Avignonesi is one of the oldest and most respected names in Tuscany. From the winery’s original homestead named Le Capezzine, located just a few kilometers outside of the venerable hill town of Montepulciano, Avignonesi has flourished. It now includes four wine producing estates: Le Capezzine, I Poggetti, La Selva, and La Lombarda that together comprise nearly 240 acres of vines.
Each of Avignonesi’s four Tuscan farms specializes in growing different classic and indigenous grape varietals. Given Avignonesi’s ties to Montepulciano, it is not surprising that the estate’s two oldest properties, Le Capezzine and I Poggetti specialize in Tuscany’s indigenous varietals: Prugnolo Gentile (Montepulciano’s unique clone of Sangiovese), Mammolo, and Canaiolo. These three grape varieties are responsible for the region’s noble red wine, known simply as Vino Nobile di Montepulciano. It is Vino Nobile that first established Avignonesi’s international reputation for quality, and Avignonesi’s “noble” red wine remains the benchmark by which other Vino Nobiles are measured. Among connoisseurs, Avignonesi is also regarded as the greatest producer of Vin Santo, the special Tuscan dessert wine that is aged for a decade or more before release. Avignonesi fashions delicious Rosso Toscana, too, a wine that combines the indigenous Prugnolo Gentile with Cabernet Sauvignon and Merlot from the estate’s La Selva property.

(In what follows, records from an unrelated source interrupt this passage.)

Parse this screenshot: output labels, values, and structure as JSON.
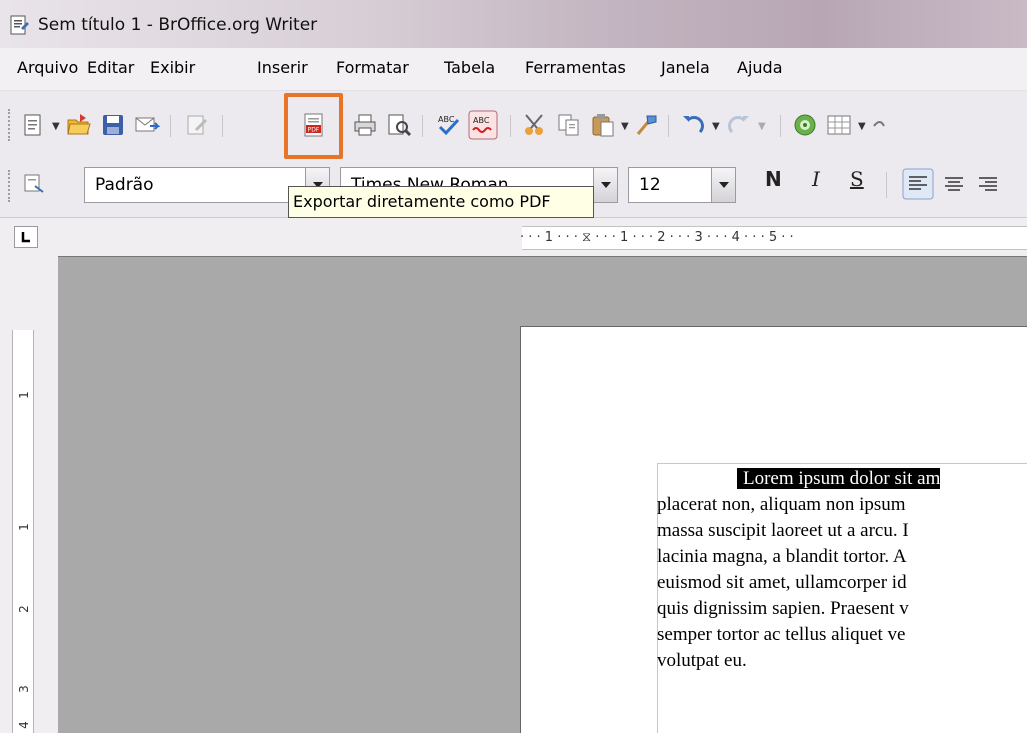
{
  "window": {
    "title": "Sem título 1 - BrOffice.org Writer"
  },
  "menu": [
    "Arquivo",
    "Editar",
    "Exibir",
    "Inserir",
    "Formatar",
    "Tabela",
    "Ferramentas",
    "Janela",
    "Ajuda"
  ],
  "toolbar": {
    "style_value": "Padrão",
    "font_value": "Times New Roman",
    "size_value": "12",
    "bold_label": "N",
    "italic_label": "I",
    "underline_label": "S",
    "highlighted_button": "export-pdf-button",
    "highlight_color": "#e8742a"
  },
  "tooltip": {
    "text": "Exportar diretamente como PDF"
  },
  "ruler": {
    "horizontal": "· · · 1 · · · ⧖ · · · 1 · · · 2 · · · 3 · · · 4 · · · 5 · ·",
    "vertical_marks": [
      "1",
      "1",
      "2",
      "3",
      "4"
    ]
  },
  "document": {
    "lines": [
      "Lorem ipsum dolor sit am",
      "placerat non, aliquam non ipsum",
      "massa suscipit laoreet ut a arcu. I",
      "lacinia magna, a blandit tortor. A",
      "euismod sit amet, ullamcorper id",
      "quis dignissim sapien. Praesent v",
      "semper tortor ac tellus aliquet ve",
      "volutpat eu."
    ]
  }
}
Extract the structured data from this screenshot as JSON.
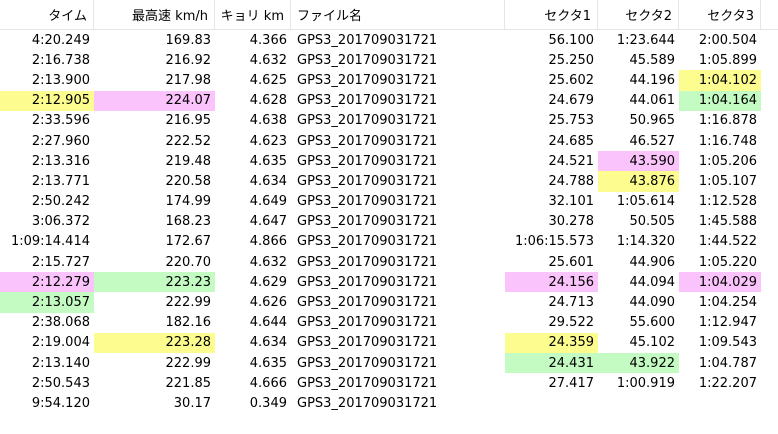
{
  "headers": [
    "タイム",
    "最高速 km/h",
    "キョリ km",
    "ファイル名",
    "セクタ1",
    "セクタ2",
    "セクタ3"
  ],
  "colors": {
    "pink": "#fbc3fb",
    "yellow": "#fdfd8f",
    "green": "#c3fbc3"
  },
  "rows": [
    [
      "4:20.249",
      "169.83",
      "4.366",
      "GPS3_201709031721",
      "56.100",
      "1:23.644",
      "2:00.504"
    ],
    [
      "2:16.738",
      "216.92",
      "4.632",
      "GPS3_201709031721",
      "25.250",
      "45.589",
      "1:05.899"
    ],
    [
      "2:13.900",
      "217.98",
      "4.625",
      "GPS3_201709031721",
      "25.602",
      "44.196",
      "1:04.102"
    ],
    [
      "2:12.905",
      "224.07",
      "4.628",
      "GPS3_201709031721",
      "24.679",
      "44.061",
      "1:04.164"
    ],
    [
      "2:33.596",
      "216.95",
      "4.638",
      "GPS3_201709031721",
      "25.753",
      "50.965",
      "1:16.878"
    ],
    [
      "2:27.960",
      "222.52",
      "4.623",
      "GPS3_201709031721",
      "24.685",
      "46.527",
      "1:16.748"
    ],
    [
      "2:13.316",
      "219.48",
      "4.635",
      "GPS3_201709031721",
      "24.521",
      "43.590",
      "1:05.206"
    ],
    [
      "2:13.771",
      "220.58",
      "4.634",
      "GPS3_201709031721",
      "24.788",
      "43.876",
      "1:05.107"
    ],
    [
      "2:50.242",
      "174.99",
      "4.649",
      "GPS3_201709031721",
      "32.101",
      "1:05.614",
      "1:12.528"
    ],
    [
      "3:06.372",
      "168.23",
      "4.647",
      "GPS3_201709031721",
      "30.278",
      "50.505",
      "1:45.588"
    ],
    [
      "1:09:14.414",
      "172.67",
      "4.866",
      "GPS3_201709031721",
      "1:06:15.573",
      "1:14.320",
      "1:44.522"
    ],
    [
      "2:15.727",
      "220.70",
      "4.632",
      "GPS3_201709031721",
      "25.601",
      "44.906",
      "1:05.220"
    ],
    [
      "2:12.279",
      "223.23",
      "4.629",
      "GPS3_201709031721",
      "24.156",
      "44.094",
      "1:04.029"
    ],
    [
      "2:13.057",
      "222.99",
      "4.626",
      "GPS3_201709031721",
      "24.713",
      "44.090",
      "1:04.254"
    ],
    [
      "2:38.068",
      "182.16",
      "4.644",
      "GPS3_201709031721",
      "29.522",
      "55.600",
      "1:12.947"
    ],
    [
      "2:19.004",
      "223.28",
      "4.634",
      "GPS3_201709031721",
      "24.359",
      "45.102",
      "1:09.543"
    ],
    [
      "2:13.140",
      "222.99",
      "4.635",
      "GPS3_201709031721",
      "24.431",
      "43.922",
      "1:04.787"
    ],
    [
      "2:50.543",
      "221.85",
      "4.666",
      "GPS3_201709031721",
      "27.417",
      "1:00.919",
      "1:22.207"
    ],
    [
      "9:54.120",
      "30.17",
      "0.349",
      "GPS3_201709031721",
      "",
      "",
      ""
    ]
  ],
  "highlights": [
    {
      "row": 2,
      "col": 6,
      "color": "yellow"
    },
    {
      "row": 3,
      "col": 0,
      "color": "yellow"
    },
    {
      "row": 3,
      "col": 1,
      "color": "pink"
    },
    {
      "row": 3,
      "col": 6,
      "color": "green"
    },
    {
      "row": 6,
      "col": 5,
      "color": "pink"
    },
    {
      "row": 7,
      "col": 5,
      "color": "yellow"
    },
    {
      "row": 12,
      "col": 0,
      "color": "pink"
    },
    {
      "row": 12,
      "col": 1,
      "color": "green"
    },
    {
      "row": 12,
      "col": 4,
      "color": "pink"
    },
    {
      "row": 12,
      "col": 6,
      "color": "pink"
    },
    {
      "row": 13,
      "col": 0,
      "color": "green"
    },
    {
      "row": 15,
      "col": 1,
      "color": "yellow"
    },
    {
      "row": 15,
      "col": 4,
      "color": "yellow"
    },
    {
      "row": 16,
      "col": 4,
      "color": "green"
    },
    {
      "row": 16,
      "col": 5,
      "color": "green"
    }
  ]
}
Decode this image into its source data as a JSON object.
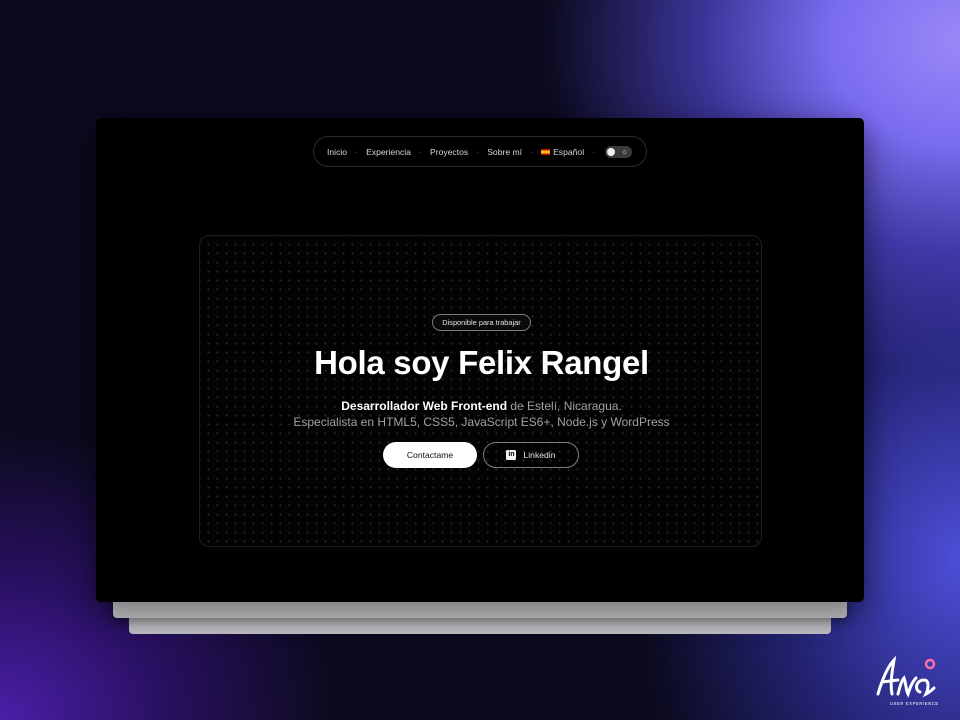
{
  "nav": {
    "items": [
      "Inicio",
      "Experiencia",
      "Proyectos",
      "Sobre mí"
    ],
    "language": "Español",
    "separator": "·"
  },
  "hero": {
    "badge": "Disponible para trabajar",
    "title": "Hola soy Felix Rangel",
    "role": "Desarrollador Web Front-end",
    "location": " de Estelí, Nicaragua.",
    "specialty": "Especialista en HTML5, CSS5, JavaScript ES6+, Node.js y WordPress",
    "primary_button": "Contactame",
    "secondary_button": "Linkedin"
  },
  "logo": {
    "text": "Ana",
    "tagline": "USER EXPERIENCE"
  },
  "colors": {
    "window_bg": "#000000",
    "accent_purple": "#7a6cf0",
    "button_primary_bg": "#ffffff"
  }
}
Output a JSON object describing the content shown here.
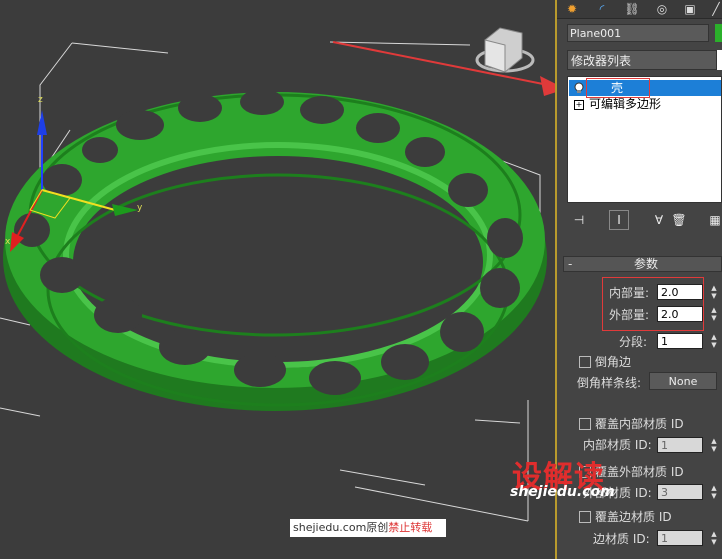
{
  "panel": {
    "object_name": "Plane001",
    "modifier_list": "修改器列表",
    "stack": [
      {
        "label": "壳",
        "selected": true
      },
      {
        "label": "可编辑多边形",
        "selected": false
      }
    ],
    "rollout_title": "参数",
    "inner_amount_label": "内部量:",
    "inner_amount_value": "2.0",
    "outer_amount_label": "外部量:",
    "outer_amount_value": "2.0",
    "segments_label": "分段:",
    "segments_value": "1",
    "bevel_edges_label": "倒角边",
    "bevel_spline_label": "倒角样条线:",
    "bevel_spline_value": "None",
    "override_inner_mat_label": "覆盖内部材质 ID",
    "inner_mat_id_label": "内部材质 ID:",
    "inner_mat_id_value": "1",
    "override_outer_mat_label": "覆盖外部材质 ID",
    "outer_mat_id_label": "外部材质 ID:",
    "outer_mat_id_value": "3",
    "override_edge_mat_label": "覆盖边材质 ID",
    "edge_mat_id_label": "边材质 ID:",
    "edge_mat_id_value": "1"
  },
  "viewport": {
    "axis_x": "x",
    "axis_y": "y",
    "axis_z": "z",
    "object_color": "#2ea62e"
  },
  "watermark": {
    "logo": "设解读",
    "site": "shejiedu.com",
    "credit_prefix": "shejiedu.com原创",
    "credit_warning": "禁止转载"
  }
}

Sangiovese (literally translated as Blood of Jove) is the principal grape of Tuscany. It is the lifeblood of Chianti and Vino Nobile (In Vino Nobile only the Prugnolo Gentile clone of Sangiovese is permitted) and the sole constituent of Tuscany’s most illustrious wine, Brunello di Montalcino. It also serves as the backbone of many Super Tuscan blends. And despite its importance and proliferation throughout Tuscany and Central Italy, Sangiovese is a difficult grape to cultivate and master. It is notoriously slow growing and slow to ripen. Moreover, it is thin skinned and prone to high acidity, which under ideal conditions produces wines with delicious fruit and excellent structure, many of which can age for a decade or more. However, Sangiovese is not meant only for collectibles; the grape’s light fruit and bright acidity also lend themselves to excellent everyday wines meant for the weekday dinner table. Sangiovese’s natural acidity makes it an ideal varietal for California, particularly Amador and Napa counties, and a natural accompaniment to meat, pastas and cheeses.